The incident shows the persistence and ingenuity of determined attackers, who – having apparently identified that just four engineers had access to the decryption keys and targeted one – exploited “a vulnerable third-party media software package, which enabled remote code execution capability and allowed the threat actor to implant keylogger malware” on the DevOps engineers home machine LastPass said this week.
“The threat actor was able to capture the employee’s master password as it was entered, after the employee authenticated with MFA, and gain access to the DevOps engineer’s LastPass corporate vault.”
LastPass data breach: Firm “hardening security” of engineer’s home network
LastPass does not explicitly say whether the threat vector was an unpatched and unmanaged BYOD device (if so, it has serious questions to ask) or the “vulnerable third-party media software package”; whilst this could have been an unpatched Adobe product, for example, access could also conceivably have come via an unpatched router; The Stack is requesting further details from LastPass – which says it has since “assisted the DevOps Engineer with hardening the security of their home network and personal resources.”

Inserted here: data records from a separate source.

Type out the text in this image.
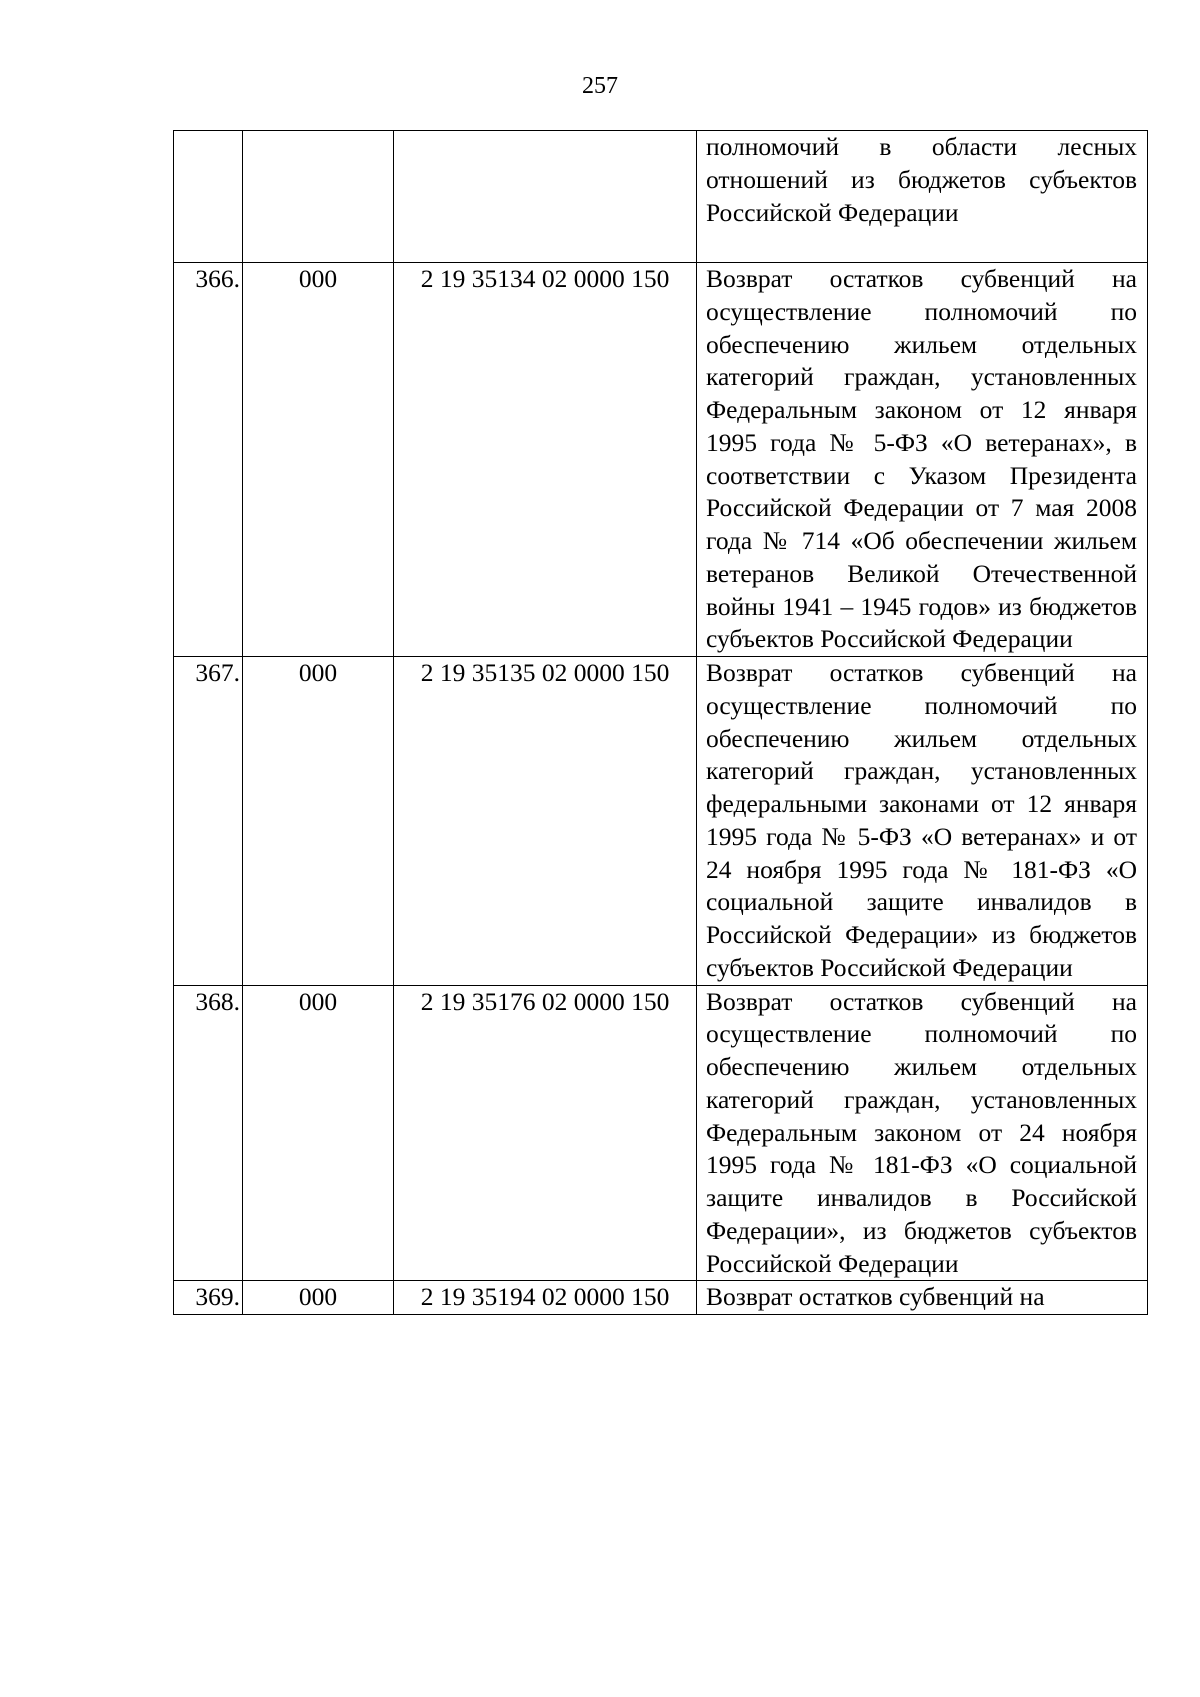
257

			полномочий в области лесных отношений из бюджетов субъектов Российской Федерации

366.	000	2 19 35134 02 0000 150	Возврат остатков субвенций на осуществление полномочий по обеспечению жильем отдельных категорий граждан, установленных Федеральным законом от 12 января 1995 года № 5-ФЗ «О ветеранах», в соответствии с Указом Президента Российской Федерации от 7 мая 2008 года № 714 «Об обеспечении жильем ветеранов Великой Отечественной войны 1941 – 1945 годов» из бюджетов субъектов Российской Федерации

367.	000	2 19 35135 02 0000 150	Возврат остатков субвенций на осуществление полномочий по обеспечению жильем отдельных категорий граждан, установленных федеральными законами от 12 января 1995 года № 5-ФЗ «О ветеранах» и от 24 ноября 1995 года № 181-ФЗ «О социальной защите инвалидов в Российской Федерации» из бюджетов субъектов Российской Федерации

368.	000	2 19 35176 02 0000 150	Возврат остатков субвенций на осуществление полномочий по обеспечению жильем отдельных категорий граждан, установленных Федеральным законом от 24 ноября 1995 года № 181-ФЗ «О социальной защите инвалидов в Российской Федерации», из бюджетов субъектов Российской Федерации

369.	000	2 19 35194 02 0000 150	Возврат остатков субвенций на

The breach ultimately exposed encrypted password vaults (“the crown jewels of any password manager” as Wired puts it) along with other user data and the hackers would have subsequently been able to take their time offline working on cracking target passwords, which with sufficient levels of compute is often simple.
One security researcher, Greg Linares, said: “There’s at least one other ATP group that specializes in these attack vectors even going as far as launching hybrid cybersecurity attacks ie physical proximity + RF/wifi/bluetooth based attacks with leave behind devices. Attack patterns have been leave behind devices to mitm or brute force wifi security (WPA2 and WPA3 attacks) and even a few MAC address bruting forcing. This is followed up with attacks against network devices: Asus, Netgear, Linksys, TP-Link, eero usually to hijack DNS.”

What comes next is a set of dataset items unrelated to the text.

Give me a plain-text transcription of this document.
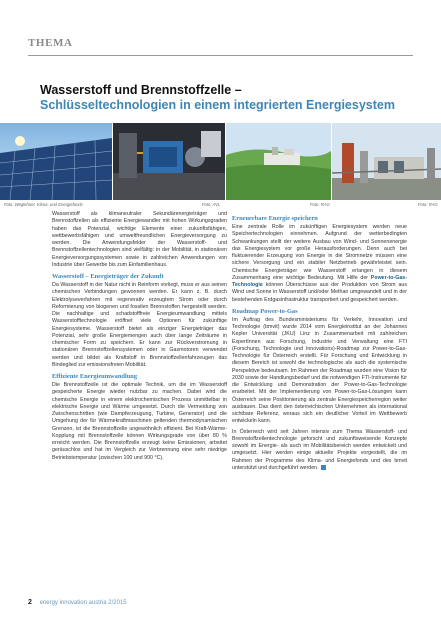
THEMA
Wasserstoff und Brennstoffzelle –
Schlüsseltechnologien in einem integrierten Energiesystem
Foto: Weglehner, Klima- und Energiefonds	Foto: AVL	Foto: RAG	Foto: RAG

Wasserstoff als klimaneutraler Sekundärenergieträger und Brennstoffzellen als effiziente Energiewandler mit hohen Wirkungsgraden haben das Potenzial, wichtige Elemente einer zukunftsfähigen, wettbewerbsfähigen und umweltfreundlichen Energieversorgung zu werden. Die Anwendungsfelder der Wasserstoff- und Brennstoffzellentechnologien sind vielfältig: in der Mobilität, in stationären Energieversorgungssystemen sowie in zahlreichen Anwendungen von Industrie über Gewerbe bis zum Einfamilienhaus.

Wasserstoff – Energieträger der Zukunft

Da Wasserstoff in der Natur nicht in Reinform vorliegt, muss er aus seinen chemischen Verbindungen gewonnen werden. Er kann z. B. durch Elektrolyseverfahren mit regenerativ erzeugtem Strom oder durch Reformierung von biogenen und fossilen Brennstoffen hergestellt werden. Die nachhaltige und schadstofffreie Energieumwandlung mittels Wasserstofftechnologie eröffnet viele Optionen für zukünftige Energiesysteme. Wasserstoff bietet als einziger Energieträger das Potenzial, sehr große Energiemengen auch über lange Zeiträume in chemischer Form zu speichern. Er kann zur Rückverstromung in stationären Brennstoffzellensystemen oder in Gasmotoren verwendet werden und bildet als Kraftstoff in Brennstoffzellenfahrzeugen das Bindeglied zur emissionsfreien Mobilität.

Effiziente Energieumwandlung

Die Brennstoffzelle ist die optimale Technik, um die im Wasserstoff gespeicherte Energie wieder nutzbar zu machen. Dabei wird die chemische Energie in einem elektrochemischen Prozess unmittelbar in elektrische Energie und Wärme umgesetzt. Durch die Vermeidung von Zwischenschritten (wie Dampferzeugung, Turbine, Generator) und die Umgehung der für Wärmekraftmaschinen geltenden thermodynamischen Grenzen, ist die Brennstoffzelle ungewöhnlich effizient. Bei Kraft-Wärme-Kopplung mit Brennstoffzelle können Wirkungsgrade von über 80 % erreicht werden. Die Brennstoffzelle erzeugt keine Emissionen, arbeitet geräuschlos und hat im Vergleich zur Verbrennung eine sehr niedrige Betriebstemperatur (zwischen 100 und 900 °C).

Erneuerbare Energie speichern

Eine zentrale Rolle im zukünftigen Energiesystem werden neue Speichertechnologien einnehmen. Aufgrund der wetterbedingten Schwankungen stellt der weitere Ausbau von Wind- und Sonnenenergie das Energiesystem vor große Herausforderungen. Denn auch bei fluktuierender Erzeugung von Energie in die Stromnetze müssen eine sichere Versorgung und ein stabiler Netzbetrieb gewährleistet sein. Chemische Energieträger wie Wasserstoff erlangen in diesem Zusammenhang eine wichtige Bedeutung. Mit Hilfe der Power-to-Gas-Technologie können Überschüsse aus der Produktion von Strom aus Wind und Sonne in Wasserstoff und/oder Methan umgewandelt und in der bestehenden Erdgasinfrastruktur transportiert und gespeichert werden.

Roadmap Power-to-Gas

Im Auftrag des Bundesministeriums für Verkehr, Innovation und Technologie (bmvit) wurde 2014 vom Energieinstitut an der Johannes Kepler Universität (JKU) Linz in Zusammenarbeit mit zahlreichen ExpertInnen aus Forschung, Industrie und Verwaltung eine FTI (Forschung, Technologie und Innovations)-Roadmap zur Power-to-Gas-Technologie für Österreich erstellt. Für Forschung und Entwicklung in diesem Bereich ist sowohl die technologische als auch die systemische Perspektive bedeutsam. Im Rahmen der Roadmap wurden eine Vision für 2030 sowie der Handlungsbedarf und die notwendigen FTI-Instrumente für die Entwicklung und Demonstration der Power-to-Gas-Technologie erarbeitet. Mit der Implementierung von Power-to-Gas-Lösungen kann Österreich seine Positionierung als zentrale Energiespeicherregion weiter ausbauen. Das dient den österreichischen Unternehmen als international sichtbare Referenz, woraus sich ein deutlicher Vorteil im Wettbewerb entwickeln kann.

In Österreich wird seit Jahren intensiv zum Thema Wasserstoff- und Brennstoffzellentechnologie geforscht und zukunftsweisende Konzepte sowohl im Energie- als auch im Mobilitätsbereich werden entwickelt und umgesetzt. Hier werden einige aktuelle Projekte vorgestellt, die im Rahmen der Programme des Klima- und Energiefonds und des bmvit unterstützt und durchgeführt werden.

2 energy innovation austria 2/2015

He added: “[I’ve seen attackers] not going after machines most of the time but home users’ outdated routers.”
How the LastPass data breach started: Nobody knows…

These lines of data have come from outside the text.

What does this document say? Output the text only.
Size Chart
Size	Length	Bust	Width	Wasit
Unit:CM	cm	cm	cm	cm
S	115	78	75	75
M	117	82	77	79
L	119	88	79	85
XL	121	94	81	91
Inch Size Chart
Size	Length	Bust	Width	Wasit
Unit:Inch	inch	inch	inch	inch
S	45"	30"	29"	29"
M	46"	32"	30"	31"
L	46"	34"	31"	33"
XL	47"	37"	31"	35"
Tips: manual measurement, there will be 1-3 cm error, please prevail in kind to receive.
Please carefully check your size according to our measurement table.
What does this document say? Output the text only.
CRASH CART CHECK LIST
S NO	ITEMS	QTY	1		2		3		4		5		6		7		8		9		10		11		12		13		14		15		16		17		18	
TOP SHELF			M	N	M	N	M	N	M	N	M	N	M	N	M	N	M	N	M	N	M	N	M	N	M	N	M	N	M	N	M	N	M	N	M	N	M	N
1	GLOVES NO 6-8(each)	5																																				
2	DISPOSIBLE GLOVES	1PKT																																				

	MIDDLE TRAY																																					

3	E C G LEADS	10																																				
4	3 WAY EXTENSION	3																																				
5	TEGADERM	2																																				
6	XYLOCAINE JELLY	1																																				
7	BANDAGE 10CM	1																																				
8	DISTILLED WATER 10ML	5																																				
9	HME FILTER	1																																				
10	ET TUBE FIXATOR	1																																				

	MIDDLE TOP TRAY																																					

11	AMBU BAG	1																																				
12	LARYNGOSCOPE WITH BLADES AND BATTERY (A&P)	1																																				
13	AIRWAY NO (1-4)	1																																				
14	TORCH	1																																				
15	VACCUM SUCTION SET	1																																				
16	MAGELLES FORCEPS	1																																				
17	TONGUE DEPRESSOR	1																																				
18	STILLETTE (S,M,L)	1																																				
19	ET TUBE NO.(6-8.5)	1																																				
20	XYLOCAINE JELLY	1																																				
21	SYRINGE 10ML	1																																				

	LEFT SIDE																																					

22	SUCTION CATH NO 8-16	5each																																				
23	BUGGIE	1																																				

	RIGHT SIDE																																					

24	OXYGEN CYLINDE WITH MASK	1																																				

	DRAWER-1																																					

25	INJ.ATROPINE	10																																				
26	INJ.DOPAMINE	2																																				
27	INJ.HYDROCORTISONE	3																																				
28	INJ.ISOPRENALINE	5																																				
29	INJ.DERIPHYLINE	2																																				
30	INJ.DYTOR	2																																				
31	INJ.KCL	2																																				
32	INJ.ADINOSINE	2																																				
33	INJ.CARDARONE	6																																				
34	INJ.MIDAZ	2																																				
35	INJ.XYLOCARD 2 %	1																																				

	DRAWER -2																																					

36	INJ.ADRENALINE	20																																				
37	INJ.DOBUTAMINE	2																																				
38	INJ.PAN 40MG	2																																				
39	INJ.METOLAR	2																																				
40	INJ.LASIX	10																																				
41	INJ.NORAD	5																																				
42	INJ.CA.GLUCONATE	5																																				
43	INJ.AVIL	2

The initial threat vector that ultimately led to the attackers targeting the DevOps engineer remains unclear.
As mentioned above there were two discrete breaches of which this home-targeting incident was the second.
The first LastPass data breach, as detailed in a separate incident report by LastPass here, came after its security team on August 12, 2022, “was alerted to suspicious activity in a cloud-based development environment used for on-demand and pre-production development, integration, testing, and validation” and identified that the attackers had “accessed technical documentation and LastPass source code to exfiltrate 14 of approximately 200 source code repositories of various components of the LastPass service [which]… included cleartext embedded credentials, stored digital certificates related to our development environments, and some encrypted credentials used for production capabilities such as backup. These encrypted credentials require a separate decryption key…” (It was at this point that they pivoted to go after someone who had that decryption key.)
Yet whilst the LastPass post-mortem shows that again, with this initial incident, the attackers tailgated into systems using another software engineer’s domain credentials and MFA – but how they got initial access to the engineer’s work machine remains unclear. As LastPass notes: “Due to anti-forensic activity performed by the threat actor, as well as a scheduled operating system upgrade during the incident timeframe, which overwrote logs and system artifacts, the initial threat vector that the threat actor used to gain access to the software engineer’s machine is not known at this time. The laptop was configured with a standard corporate build of development applications, utilities, and security controls. These included an Endpoint Detection Response (EDR) agent, which was tampered with and was not triggered during the initial activity…”
The incident spanned August 12, 2022 to October 26, 2022. LastPass has detailed the efforts it has made to tighten up IAM access and improve AWS environment visibility in the two posts linked to above.